Lui aveva trentadue anni, architetto italiano, spalle larghe da chi passava ore in palestra dopo giornate intere sui cantieri, e i suoi occhi chiari non riuscivano a staccarsi da lei. Lei lo notò. Il sorriso lento che le aprì le labbra rosse fu la prima scintilla. Si avvicinò senza fretta, i tacchi alti che battevano sul parquet, e si fermò a pochi centimetri da lui.
«Stai guardando come se volessi già spogliarmi», sussurrò Aisha, la voce grave e carica di accento, abbastanza vicina perché solo lui la sentisse. «Mi piace. Continua.»
Marco sentì il sangue scendere subito più in basso. «E tu balli da sola da dieci minuti sapendo esattamente chi ti sta fissando», rispose, la voce bassa, ruvida. «Vieni.»
La prese per il polso e la portò sul piccolo spazio libero in mezzo ai pochi rimasti. La musica era lenta adesso, più carnale. Aisha si premette contro di lui senza esitazione, il culo morbido che sfiorava l’inguine di Marco mentre le loro anche iniziavano a muoversi insieme. Lui posò una mano sulla sua schiena nuda, sentendo il contrasto immediato: le sue dita chiare contro la pelle scura e calda di lei. Lei alzò lo sguardo, gli occhi neri lucidi.
«La tua mano è così bianca sul mio corpo», mormorò contro il suo collo, le labbra che sfioravano la pelle. «Mi fa venire voglia di vedertela ovunque. Sui miei seni, sulle mie cosce… più in basso.»
Marco stringeva i denti. Il cazzo gli si stava già indurendo contro il tessuto dei pantaloni, e lei lo sentiva, lo incoraggiava muovendo il bacino con lentezza deliberata. «Sussurri così e ti porto via da questa cazzo di festa in due secondi», le disse all’orecchio, la mano che scendeva a stringerle un gluteo sodo. «Dimmelo di nuovo.»
Aisha rise piano, un suono umido e provocante. «Voglio le tue mani bianche sul mio corpo nero, Marco. Voglio che mi tocchi come se non riuscissi a smettere. Qui. Ora.» Le dita di lei scivolarono sul suo petto, aprendo un bottone della camicia, sfiorando la pelle chiara e calda. «Sento già quanto sei duro. Lo vuoi davvero, vero? Vuoi scoparmi.»

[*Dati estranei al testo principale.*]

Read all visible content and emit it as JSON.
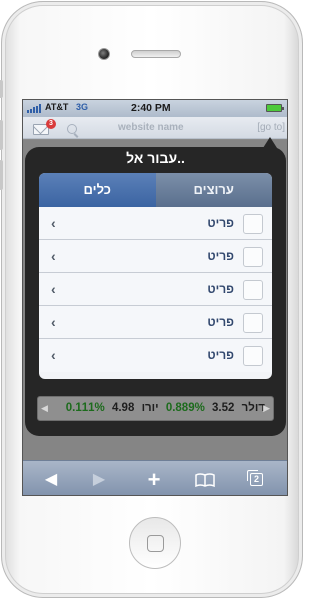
{
  "status_bar": {
    "carrier": "AT&T",
    "network": "3G",
    "time": "2:40 PM"
  },
  "nav_bar": {
    "mail_badge": "3",
    "site_name": "website name",
    "goto_label": "[go to]"
  },
  "popover": {
    "title": "..עבור אל",
    "tabs": [
      {
        "label": "ערוצים",
        "active": false
      },
      {
        "label": "כלים",
        "active": true
      }
    ],
    "items": [
      {
        "label": "פריט",
        "chevron": "‹"
      },
      {
        "label": "פריט",
        "chevron": "‹"
      },
      {
        "label": "פריט",
        "chevron": "‹"
      },
      {
        "label": "פריט",
        "chevron": "‹"
      },
      {
        "label": "פריט",
        "chevron": "‹"
      }
    ]
  },
  "ticker": {
    "dollar_label": "דולר",
    "dollar_value": "3.52",
    "dollar_change": "0.889%",
    "euro_label": "יורו",
    "euro_value": "4.98",
    "euro_change": "0.111%",
    "positive_color": "#1c6b1c"
  },
  "toolbar": {
    "back_icon": "◀",
    "forward_icon": "▶",
    "add_icon": "+",
    "bookmarks_icon": "📖",
    "pages_count": "2"
  },
  "colors": {
    "tab_active": "#3b64a2",
    "tab_inactive": "#5a6f8d",
    "popover_bg": "#262626",
    "toolbar": "#8092ac"
  }
}
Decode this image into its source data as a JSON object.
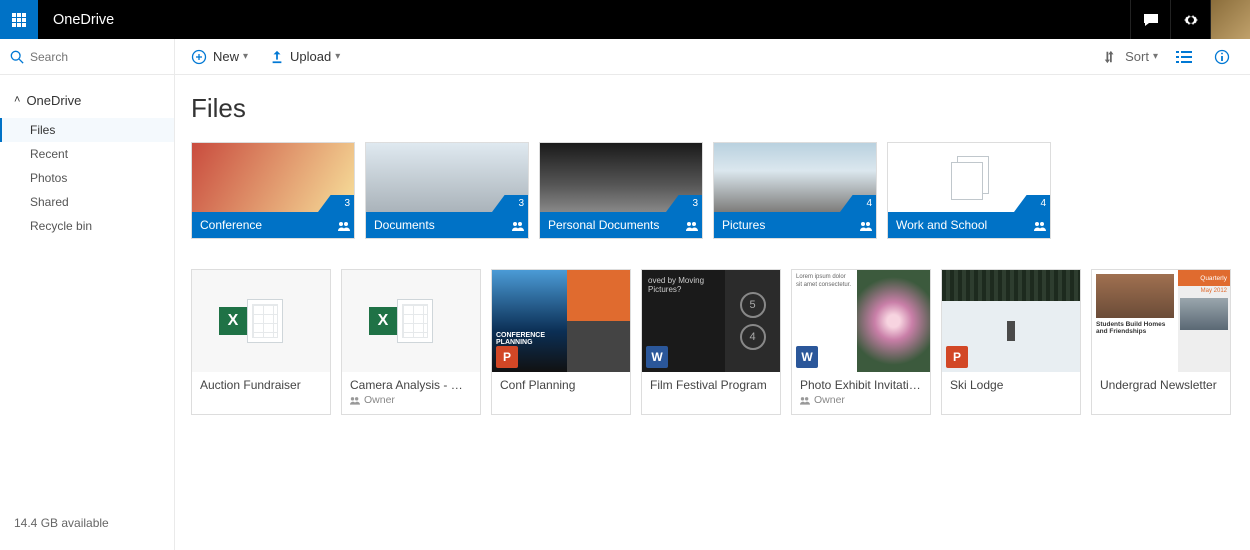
{
  "header": {
    "brand": "OneDrive"
  },
  "search": {
    "placeholder": "Search"
  },
  "sidebar": {
    "root": "OneDrive",
    "items": [
      {
        "label": "Files",
        "active": true
      },
      {
        "label": "Recent"
      },
      {
        "label": "Photos"
      },
      {
        "label": "Shared"
      },
      {
        "label": "Recycle bin"
      }
    ],
    "storage": "14.4 GB available"
  },
  "commands": {
    "new": "New",
    "upload": "Upload",
    "sort": "Sort"
  },
  "page": {
    "title": "Files"
  },
  "folders": [
    {
      "name": "Conference",
      "count": "3",
      "thumb": "th-conf"
    },
    {
      "name": "Documents",
      "count": "3",
      "thumb": "th-docs"
    },
    {
      "name": "Personal Documents",
      "count": "3",
      "thumb": "th-pers"
    },
    {
      "name": "Pictures",
      "count": "4",
      "thumb": "th-pic"
    },
    {
      "name": "Work and School",
      "count": "4",
      "thumb": "th-ws",
      "empty": true
    }
  ],
  "files": [
    {
      "name": "Auction Fundraiser",
      "type": "excel"
    },
    {
      "name": "Camera Analysis - Gen…",
      "type": "excel",
      "owner": "Owner"
    },
    {
      "name": "Conf Planning",
      "type": "powerpoint",
      "thumb": "ppt"
    },
    {
      "name": "Film Festival Program",
      "type": "word",
      "thumb": "film"
    },
    {
      "name": "Photo Exhibit Invitation",
      "type": "word",
      "thumb": "photo",
      "owner": "Owner"
    },
    {
      "name": "Ski Lodge",
      "type": "powerpoint",
      "thumb": "ski"
    },
    {
      "name": "Undergrad Newsletter",
      "type": "none",
      "thumb": "news"
    }
  ],
  "news": {
    "headline": "Students Build Homes and Friendships",
    "corner": "Quarterly",
    "date": "May 2012"
  },
  "film": {
    "line": "oved by Moving Pictures?"
  },
  "badges": {
    "word_letter": "W",
    "ppt_letter": "P",
    "excel_letter": "X"
  }
}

Il salone si stava svuotando. Gli ultimi ospiti scivolavano verso la terrazza o verso le auto, le risate si allontanavano. Restavano solo loro e il basso continuo della musica. Aisha non aspettò. Lo trascinò verso il divano grande e scuro che dominava il soggiorno, lo spinse a sedersi e si strinse tra le sue gambe, chinandosi su di lui.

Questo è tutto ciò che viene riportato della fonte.